Nonetheless, prior trials with AAV2 and AAV8 serotype vectors were hampered by vector dose–dependent CD8⁺ T-cell responses to the viral capsid, causing hepatotoxicity and loss of expression. Transient immune suppression was successfully applied to solve this problem in some but not all studies. It appears that this problem can be entirely circumvented by using low vector doses­—made possible here through optimization of the vector and incorporation of a more highly active version of FIX. For the hemophilia A trial, the researchers adapted a different strategy. They packaged a codon-optimized FVIII sequence into AAV5, a capsid that has reduced homology to those typically found in humans. Therefore, AAV5 may be less prone to activating memory lymphocyte responses. This may be further supported by a third clinical trial (sponsored by UniQure, Amsterdam, the Netherlands). Wolfgang Miesbach (University Hospital Frankfurt, Germany) reported average FIX levels of ~5% of normal in five hemophilia B patients who were treated with an AAV5 vector at 5 × 10¹² vg/kg. Only one patient showed elevated liver enzyme levels and was treated with steroid drugs. However, even when these results are adjusted with the consideration that this study used the wild-type instead of the enhanced-activity version of FIX, an approximately 10-fold dose disadvantage is apparent compared to the trial at Penn.
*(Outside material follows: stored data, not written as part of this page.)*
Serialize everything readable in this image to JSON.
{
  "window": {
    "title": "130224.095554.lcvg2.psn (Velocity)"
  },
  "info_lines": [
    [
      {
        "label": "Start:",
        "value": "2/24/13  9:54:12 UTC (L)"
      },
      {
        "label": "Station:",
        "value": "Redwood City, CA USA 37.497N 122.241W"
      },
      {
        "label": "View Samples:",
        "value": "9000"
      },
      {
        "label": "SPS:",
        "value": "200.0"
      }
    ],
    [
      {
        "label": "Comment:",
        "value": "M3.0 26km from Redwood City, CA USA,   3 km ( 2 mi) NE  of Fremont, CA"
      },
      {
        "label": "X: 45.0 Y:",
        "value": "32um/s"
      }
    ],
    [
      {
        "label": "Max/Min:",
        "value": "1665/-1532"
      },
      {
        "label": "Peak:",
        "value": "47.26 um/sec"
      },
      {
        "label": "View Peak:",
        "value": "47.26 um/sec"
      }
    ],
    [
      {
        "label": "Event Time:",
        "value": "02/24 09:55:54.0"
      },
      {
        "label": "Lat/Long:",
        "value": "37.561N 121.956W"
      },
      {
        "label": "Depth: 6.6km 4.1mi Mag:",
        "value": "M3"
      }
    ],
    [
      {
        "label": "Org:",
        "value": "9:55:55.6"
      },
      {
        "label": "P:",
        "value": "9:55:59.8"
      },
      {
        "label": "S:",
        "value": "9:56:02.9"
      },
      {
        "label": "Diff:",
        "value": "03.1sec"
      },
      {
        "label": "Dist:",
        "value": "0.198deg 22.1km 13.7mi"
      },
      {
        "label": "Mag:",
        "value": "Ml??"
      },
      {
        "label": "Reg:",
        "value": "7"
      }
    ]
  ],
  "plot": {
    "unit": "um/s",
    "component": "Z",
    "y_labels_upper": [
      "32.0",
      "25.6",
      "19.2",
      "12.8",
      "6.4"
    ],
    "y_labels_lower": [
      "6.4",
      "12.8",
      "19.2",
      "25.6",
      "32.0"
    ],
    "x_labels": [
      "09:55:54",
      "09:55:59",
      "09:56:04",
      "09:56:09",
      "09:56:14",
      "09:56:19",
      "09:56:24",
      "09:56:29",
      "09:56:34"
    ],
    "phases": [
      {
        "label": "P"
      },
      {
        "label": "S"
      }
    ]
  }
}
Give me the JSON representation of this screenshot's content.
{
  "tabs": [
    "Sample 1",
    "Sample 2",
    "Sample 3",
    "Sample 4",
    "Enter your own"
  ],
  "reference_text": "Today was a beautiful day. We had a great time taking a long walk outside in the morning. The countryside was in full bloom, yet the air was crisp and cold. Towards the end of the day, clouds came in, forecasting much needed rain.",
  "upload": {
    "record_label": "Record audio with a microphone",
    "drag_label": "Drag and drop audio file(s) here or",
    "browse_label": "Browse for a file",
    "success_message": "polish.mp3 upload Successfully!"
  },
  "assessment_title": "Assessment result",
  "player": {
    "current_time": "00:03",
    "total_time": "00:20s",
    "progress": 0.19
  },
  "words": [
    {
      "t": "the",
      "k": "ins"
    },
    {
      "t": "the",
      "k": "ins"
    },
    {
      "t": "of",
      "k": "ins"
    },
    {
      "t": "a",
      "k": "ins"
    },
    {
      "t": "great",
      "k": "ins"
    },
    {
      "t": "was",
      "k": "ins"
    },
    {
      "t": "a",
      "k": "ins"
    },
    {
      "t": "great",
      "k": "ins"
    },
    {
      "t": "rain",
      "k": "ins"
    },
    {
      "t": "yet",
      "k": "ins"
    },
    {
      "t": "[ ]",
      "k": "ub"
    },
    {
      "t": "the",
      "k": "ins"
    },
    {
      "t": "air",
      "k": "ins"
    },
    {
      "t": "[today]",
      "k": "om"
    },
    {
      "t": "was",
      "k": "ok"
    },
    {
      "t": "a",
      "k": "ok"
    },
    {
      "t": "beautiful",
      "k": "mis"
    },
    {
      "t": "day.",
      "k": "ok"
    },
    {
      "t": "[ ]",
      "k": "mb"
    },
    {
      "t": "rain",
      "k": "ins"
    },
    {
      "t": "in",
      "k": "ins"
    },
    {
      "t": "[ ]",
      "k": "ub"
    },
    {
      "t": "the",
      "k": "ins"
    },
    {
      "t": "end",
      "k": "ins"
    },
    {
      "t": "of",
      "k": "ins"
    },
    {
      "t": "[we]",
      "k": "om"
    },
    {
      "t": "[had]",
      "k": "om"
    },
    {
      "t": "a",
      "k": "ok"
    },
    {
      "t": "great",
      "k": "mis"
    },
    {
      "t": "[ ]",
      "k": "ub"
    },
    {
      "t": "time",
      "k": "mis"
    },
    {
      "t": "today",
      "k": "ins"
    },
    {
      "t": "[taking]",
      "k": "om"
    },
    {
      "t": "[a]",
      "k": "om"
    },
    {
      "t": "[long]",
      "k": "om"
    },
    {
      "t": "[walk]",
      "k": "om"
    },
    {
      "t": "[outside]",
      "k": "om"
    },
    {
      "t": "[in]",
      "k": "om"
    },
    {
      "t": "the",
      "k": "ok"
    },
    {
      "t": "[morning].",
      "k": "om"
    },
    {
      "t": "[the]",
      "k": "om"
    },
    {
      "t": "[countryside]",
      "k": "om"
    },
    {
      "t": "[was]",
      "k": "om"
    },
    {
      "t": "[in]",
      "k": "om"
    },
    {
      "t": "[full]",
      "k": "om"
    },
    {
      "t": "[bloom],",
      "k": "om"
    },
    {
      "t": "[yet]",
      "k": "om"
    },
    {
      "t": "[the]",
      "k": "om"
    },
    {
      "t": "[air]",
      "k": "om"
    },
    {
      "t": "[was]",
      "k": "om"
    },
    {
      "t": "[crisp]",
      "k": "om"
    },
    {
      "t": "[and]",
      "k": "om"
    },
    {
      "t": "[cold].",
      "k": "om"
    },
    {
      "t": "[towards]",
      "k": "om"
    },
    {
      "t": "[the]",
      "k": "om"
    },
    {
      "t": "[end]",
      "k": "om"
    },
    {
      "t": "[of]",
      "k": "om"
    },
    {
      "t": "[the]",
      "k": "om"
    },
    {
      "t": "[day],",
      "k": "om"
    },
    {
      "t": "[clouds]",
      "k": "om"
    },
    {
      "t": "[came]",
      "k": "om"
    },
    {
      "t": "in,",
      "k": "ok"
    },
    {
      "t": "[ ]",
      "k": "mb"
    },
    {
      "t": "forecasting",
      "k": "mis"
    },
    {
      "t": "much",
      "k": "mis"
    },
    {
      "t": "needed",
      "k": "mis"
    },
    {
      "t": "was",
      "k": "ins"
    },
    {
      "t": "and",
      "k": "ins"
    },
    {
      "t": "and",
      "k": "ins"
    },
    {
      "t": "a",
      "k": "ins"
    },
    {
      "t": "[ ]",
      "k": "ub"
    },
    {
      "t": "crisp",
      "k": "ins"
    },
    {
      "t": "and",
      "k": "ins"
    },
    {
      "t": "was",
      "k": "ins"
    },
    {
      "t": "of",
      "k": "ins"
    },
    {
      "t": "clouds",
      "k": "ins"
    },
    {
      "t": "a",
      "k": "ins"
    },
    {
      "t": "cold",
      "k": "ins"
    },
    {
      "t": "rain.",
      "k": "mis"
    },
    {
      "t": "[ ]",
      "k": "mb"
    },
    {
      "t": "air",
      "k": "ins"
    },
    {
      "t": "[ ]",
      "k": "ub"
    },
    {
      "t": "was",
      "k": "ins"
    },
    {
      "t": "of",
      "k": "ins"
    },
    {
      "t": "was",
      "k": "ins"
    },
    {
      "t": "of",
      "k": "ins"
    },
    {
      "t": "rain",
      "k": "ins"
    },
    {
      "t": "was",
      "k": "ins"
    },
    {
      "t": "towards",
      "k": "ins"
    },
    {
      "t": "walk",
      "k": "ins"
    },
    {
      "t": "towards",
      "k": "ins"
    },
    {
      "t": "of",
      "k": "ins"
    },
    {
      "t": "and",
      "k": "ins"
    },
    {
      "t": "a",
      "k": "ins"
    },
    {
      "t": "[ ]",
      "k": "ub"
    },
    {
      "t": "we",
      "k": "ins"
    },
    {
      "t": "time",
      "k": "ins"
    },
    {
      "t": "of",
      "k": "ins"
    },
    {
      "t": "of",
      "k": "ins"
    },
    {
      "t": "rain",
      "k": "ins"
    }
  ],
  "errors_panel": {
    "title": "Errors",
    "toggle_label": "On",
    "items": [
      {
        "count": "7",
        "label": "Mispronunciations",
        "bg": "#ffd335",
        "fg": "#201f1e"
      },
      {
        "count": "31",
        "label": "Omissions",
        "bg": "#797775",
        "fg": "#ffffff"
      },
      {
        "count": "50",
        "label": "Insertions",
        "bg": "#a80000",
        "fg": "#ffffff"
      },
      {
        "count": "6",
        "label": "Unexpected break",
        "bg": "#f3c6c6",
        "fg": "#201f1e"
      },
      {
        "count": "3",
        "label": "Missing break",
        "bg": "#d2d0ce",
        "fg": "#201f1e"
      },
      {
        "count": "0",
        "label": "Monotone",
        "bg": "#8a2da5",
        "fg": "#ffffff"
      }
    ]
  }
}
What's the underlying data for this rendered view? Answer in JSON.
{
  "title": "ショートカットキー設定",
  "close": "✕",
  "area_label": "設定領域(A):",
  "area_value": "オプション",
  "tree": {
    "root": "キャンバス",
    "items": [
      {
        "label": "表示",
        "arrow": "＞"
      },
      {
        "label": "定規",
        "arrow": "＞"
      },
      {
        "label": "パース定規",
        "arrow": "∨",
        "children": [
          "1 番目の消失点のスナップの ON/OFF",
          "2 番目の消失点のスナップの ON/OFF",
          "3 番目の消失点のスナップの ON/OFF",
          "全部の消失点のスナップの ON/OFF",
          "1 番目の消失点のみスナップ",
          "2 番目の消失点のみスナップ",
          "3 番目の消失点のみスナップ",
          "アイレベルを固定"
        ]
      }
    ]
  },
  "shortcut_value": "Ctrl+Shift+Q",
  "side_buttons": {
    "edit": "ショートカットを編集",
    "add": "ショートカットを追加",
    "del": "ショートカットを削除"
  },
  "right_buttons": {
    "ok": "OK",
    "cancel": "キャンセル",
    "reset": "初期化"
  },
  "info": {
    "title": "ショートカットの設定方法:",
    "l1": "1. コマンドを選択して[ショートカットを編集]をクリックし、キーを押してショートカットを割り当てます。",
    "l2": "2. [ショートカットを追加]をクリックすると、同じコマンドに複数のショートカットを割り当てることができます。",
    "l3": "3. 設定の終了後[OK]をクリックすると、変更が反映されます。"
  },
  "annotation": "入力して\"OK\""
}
This outcome may be due to a lower transduction efficiency of AAV5 in human hepatocytes, as suggested by a recent article in Molecular Therapy.¹ Therefore, higher vector doses are required to achieve therapy. Given that FVIII is typically less efficiently expressed than FIX is, Pasi and colleagues used very high doses of 6 × 10¹³ vg/kg in the hemophilia A trial. Here, very mild elevations of liver enzyme levels were observed, and thus steroid drugs were administered. However, the reason for mild liver toxicity (which may not be immune mediated but still related to the high vector doses) is unclear. Only one patient had previously been treated at a threefold lower dose of 2 × 10¹³ vg/kg. He achieved substantially lower levels of 2–5% of normal. This discrepancy in the dose response remains to be resolved. An optimal vector dose would result in FVIII levels near normal but not superphysiological, with no or minimal/manageable toxicity. Thus far, the patients discussed here have been followed for up to 8 months. Long-term follow-up will establish whether this cure will last and whether factor levels will be stable. Encouragingly, hepatic AAV gene therapy in hemophilia A and B dogs directed stable levels for well over a decade.

It has been estimated that a lifetime treatment of a patient with severe hemophilia amounts to a cost of US$25–50 million when using recombinant protein products. Gene therapy should be a much more cost-efficient alternative. Moreover, gene therapy may hold the key to treat hemophilia in the third world, where very few could afford these expensive protein drugs. Indeed, the majority of hemophilic patients worldwide currently are untreated. Hemophilia A is the more prevalent form of the disease and thus will require further improvements of the vector technology to be treatable at vector doses that are feasible to produce for large populations. At the same time, additional questions must be addressed for further development of this technology in the developed world as well. Currently utilized AAV capsids have low seroprevalence in the population, but patients with preexisting neutralizing antibodies nonetheless exist. Alternative capsids will need to be developed to enable giving gene therapy to these patients. Assuming that gene therapy in adult patients will be deemed safe, treatment of children may be considered so as to eliminate the disease earlier in life. Loss of episomal AAV vector genomes is a concern in a growing liver, and the risk of antibody (inhibitor) formation against the FVIII or FIX antigen is less clear in young patients with limited exposure. However, cautiously beginning by treating older pediatric patients may be a path to proceed initially. In any case, a cure for hemophilia by gene therapy is no longer merely a promise; it is a reality.